Connected embedded systems must frequently be designed to withstand the toughest environmental conditions: extended temperature ranges (-40° to +85°C), humidity, vibrations and power fluctuations. Even heat build-up and energy absorption have to stay within narrow ranges, for example in remote deployments or harsh manufacturing settings, where only passive cooling technologies are permitted. Rugged VPX fits the bill; it supports PCIe 3.0’s high-speed connections in harsh environments, and VXFabric readily bridges the gap between this disruptive technology and currently deployed applications exchanging data on gigabit Ethernet. Further, TCP/IP applications run unmodified on proven, ruggedized VPX platforms, protecting software investments over long-term deployments.

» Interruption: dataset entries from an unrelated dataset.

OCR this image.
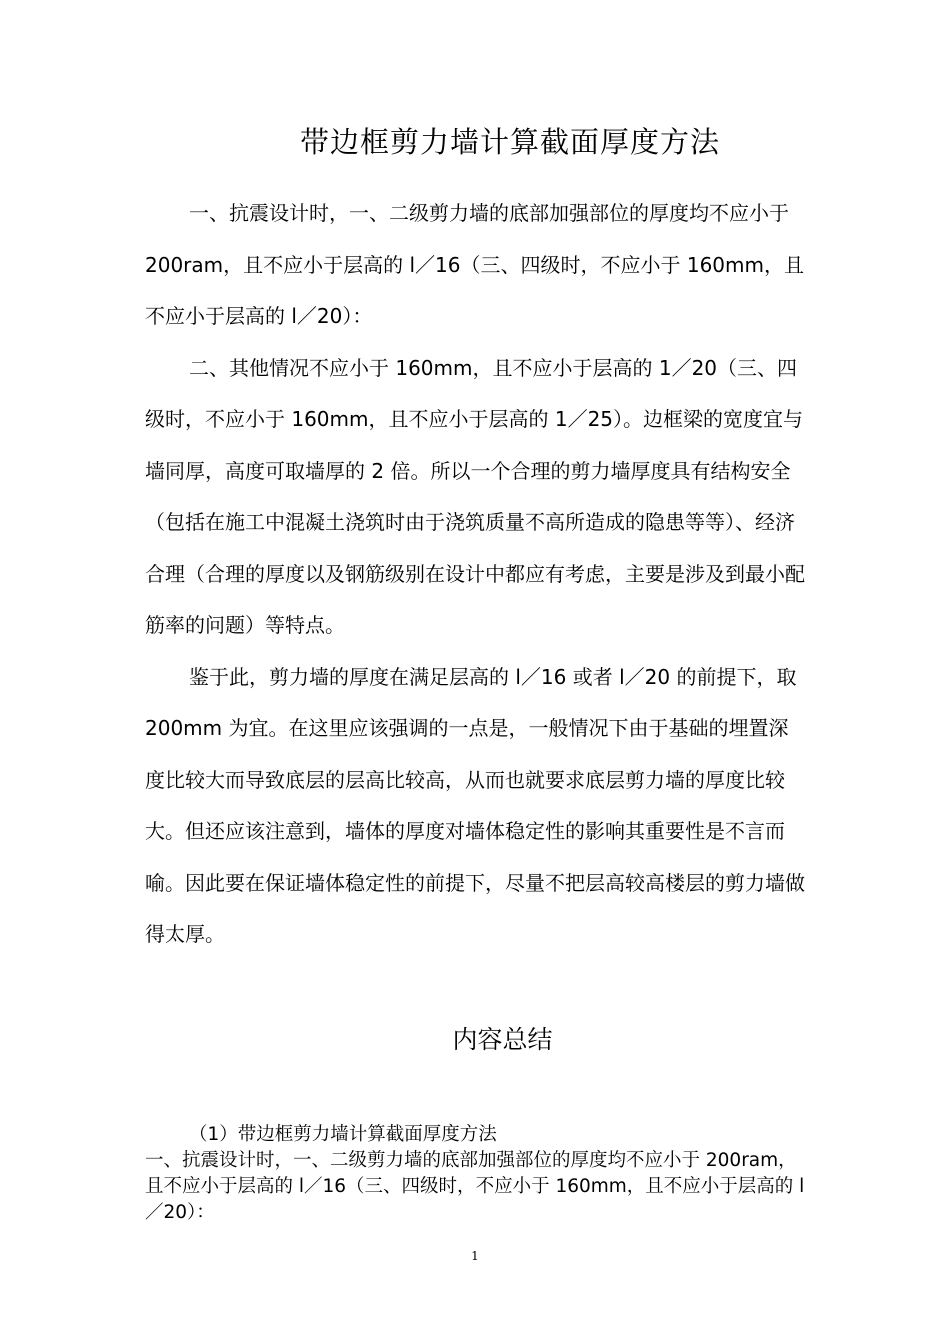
带边框剪力墙计算截面厚度方法

一、抗震设计时，一、二级剪力墙的底部加强部位的厚度均不应小于 200ram，且不应小于层高的 l／16（三、四级时，不应小于 160mm，且不应小于层高的 l／20）：

二、其他情况不应小于 160mm，且不应小于层高的 1／20（三、四级时，不应小于 160mm，且不应小于层高的 1／25）。边框梁的宽度宜与墙同厚，高度可取墙厚的 2 倍。所以一个合理的剪力墙厚度具有结构安全（包括在施工中混凝土浇筑时由于浇筑质量不高所造成的隐患等等）、经济合理（合理的厚度以及钢筋级别在设计中都应有考虑，主要是涉及到最小配筋率的问题）等特点。

鉴于此，剪力墙的厚度在满足层高的 l／16 或者 l／20 的前提下，取 200mm 为宜。在这里应该强调的一点是，一般情况下由于基础的埋置深度比较大而导致底层的层高比较高，从而也就要求底层剪力墙的厚度比较大。但还应该注意到，墙体的厚度对墙体稳定性的影响其重要性是不言而喻。因此要在保证墙体稳定性的前提下，尽量不把层高较高楼层的剪力墙做得太厚。

内容总结

（1）带边框剪力墙计算截面厚度方法

一、抗震设计时，一、二级剪力墙的底部加强部位的厚度均不应小于 200ram，且不应小于层高的 l／16（三、四级时，不应小于 160mm，且不应小于层高的 l／20）：

1
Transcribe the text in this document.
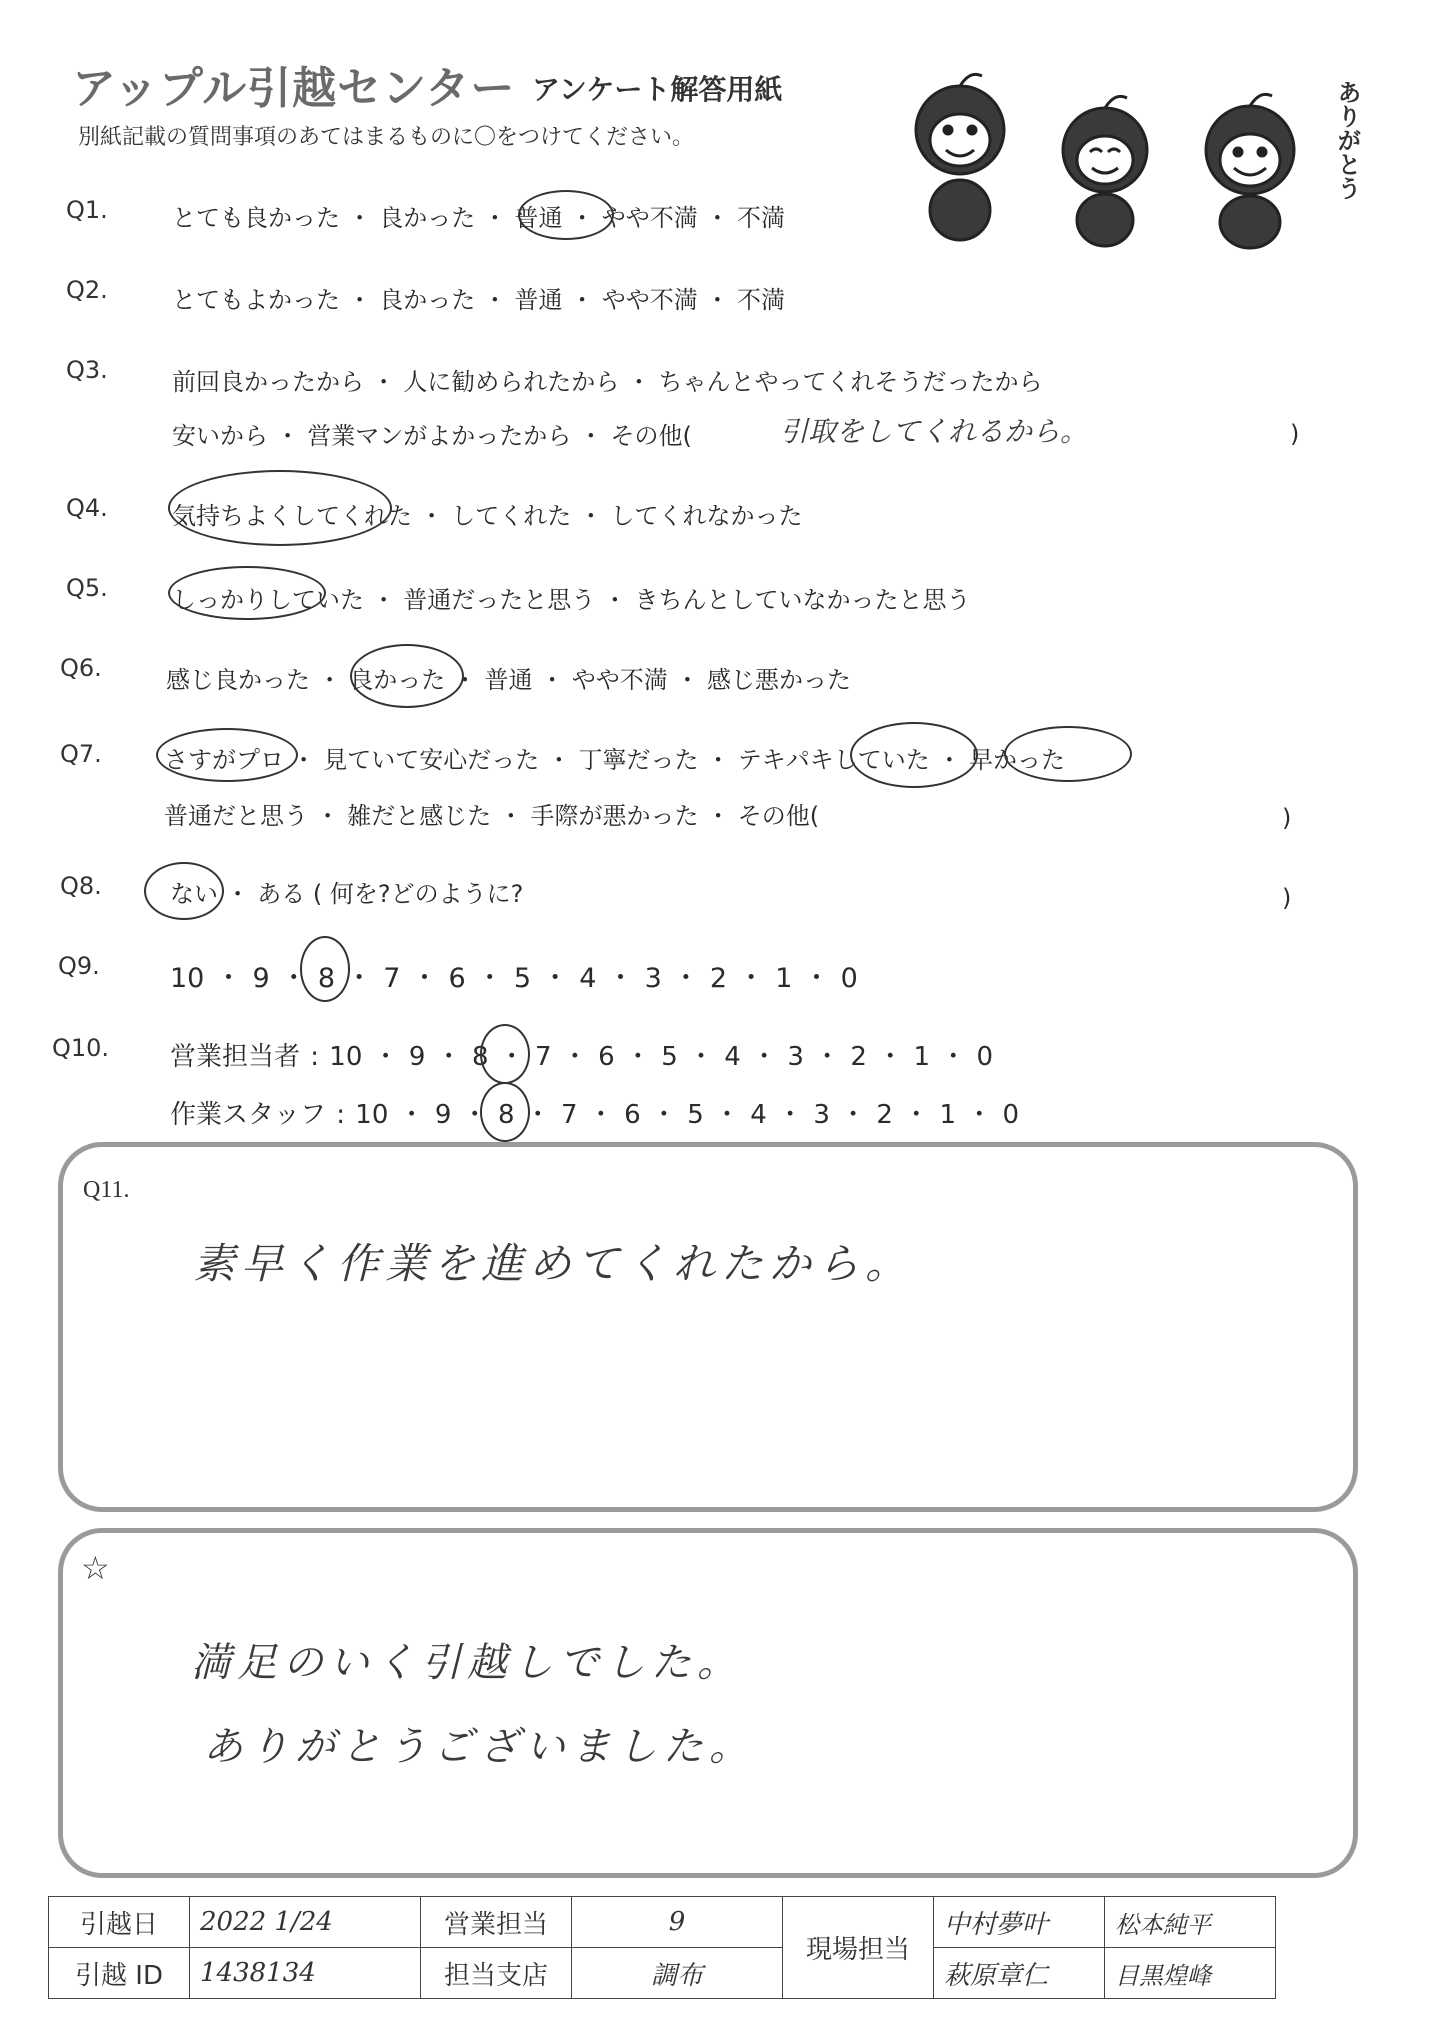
アップル引越センター アンケート解答用紙
別紙記載の質問事項のあてはまるものに〇をつけてください。	ありがとう
Q1.	とても良かった ・ 良かった ・ 普通 ・ やや不満 ・ 不満
Q2.	とてもよかった ・ 良かった ・ 普通 ・ やや不満 ・ 不満
Q3.	前回良かったから ・ 人に勧められたから ・ ちゃんとやってくれそうだったから
安いから ・ 営業マンがよかったから ・ その他(	引取をしてくれるから。	)
Q4.	気持ちよくしてくれた ・ してくれた ・ してくれなかった
Q5.	しっかりしていた ・ 普通だったと思う ・ きちんとしていなかったと思う
Q6.	感じ良かった ・ 良かった ・ 普通 ・ やや不満 ・ 感じ悪かった
Q7.	さすがプロ ・ 見ていて安心だった ・ 丁寧だった ・ テキパキしていた ・ 早かった
普通だと思う ・ 雑だと感じた ・ 手際が悪かった ・ その他(	)
Q8.	ない ・ ある ( 何を?どのように?	)
Q9.	10 ・ 9 ・ 8 ・ 7 ・ 6 ・ 5 ・ 4 ・ 3 ・ 2 ・ 1 ・ 0
Q10. 営業担当者 : 10 ・ 9 ・ 8 ・ 7 ・ 6 ・ 5 ・ 4 ・ 3 ・ 2 ・ 1 ・ 0
作業スタッフ : 10 ・ 9 ・ 8 ・ 7 ・ 6 ・ 5 ・ 4 ・ 3 ・ 2 ・ 1 ・ 0
Q11.
素早く作業を進めてくれたから。
☆
満足のいく引越しでした。
ありがとうございました。
引越日	2022 1/24	営業担当	9	現場担当	中村夢叶	松本純平
引越 ID	1438134	担当支店	調布		萩原章仁	目黒煌峰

10 Gbit/s baud rates are starting to be deployed over the VPX infrastructure, which allows standard protocols such as Ethernet and PCIe to run at scalable speeds defined by the number of lanes forming a port. Carrying multi-gigahertz signals, VPX connectors and backplanes are enabling systems where boards no longer share available bandwidth and are capable of one or more dedicated 10 Gigabit connections via Ethernet or PCIe. Processing rates are backward compatible with speeds of the previous generation protocol, and can be activated only where necessary in the critical portion of the data path. The CPU to I/O ratio is kept in the same range as non-embedded computer equipment, based on cost-effective, standard software architectures. Proven with reference systems and defense electronics deployments, this combination of technologies provides significant opportunity and advantage for designers—supporting innovation and allowing access to a new breed of applications for high-performance data processing platforms.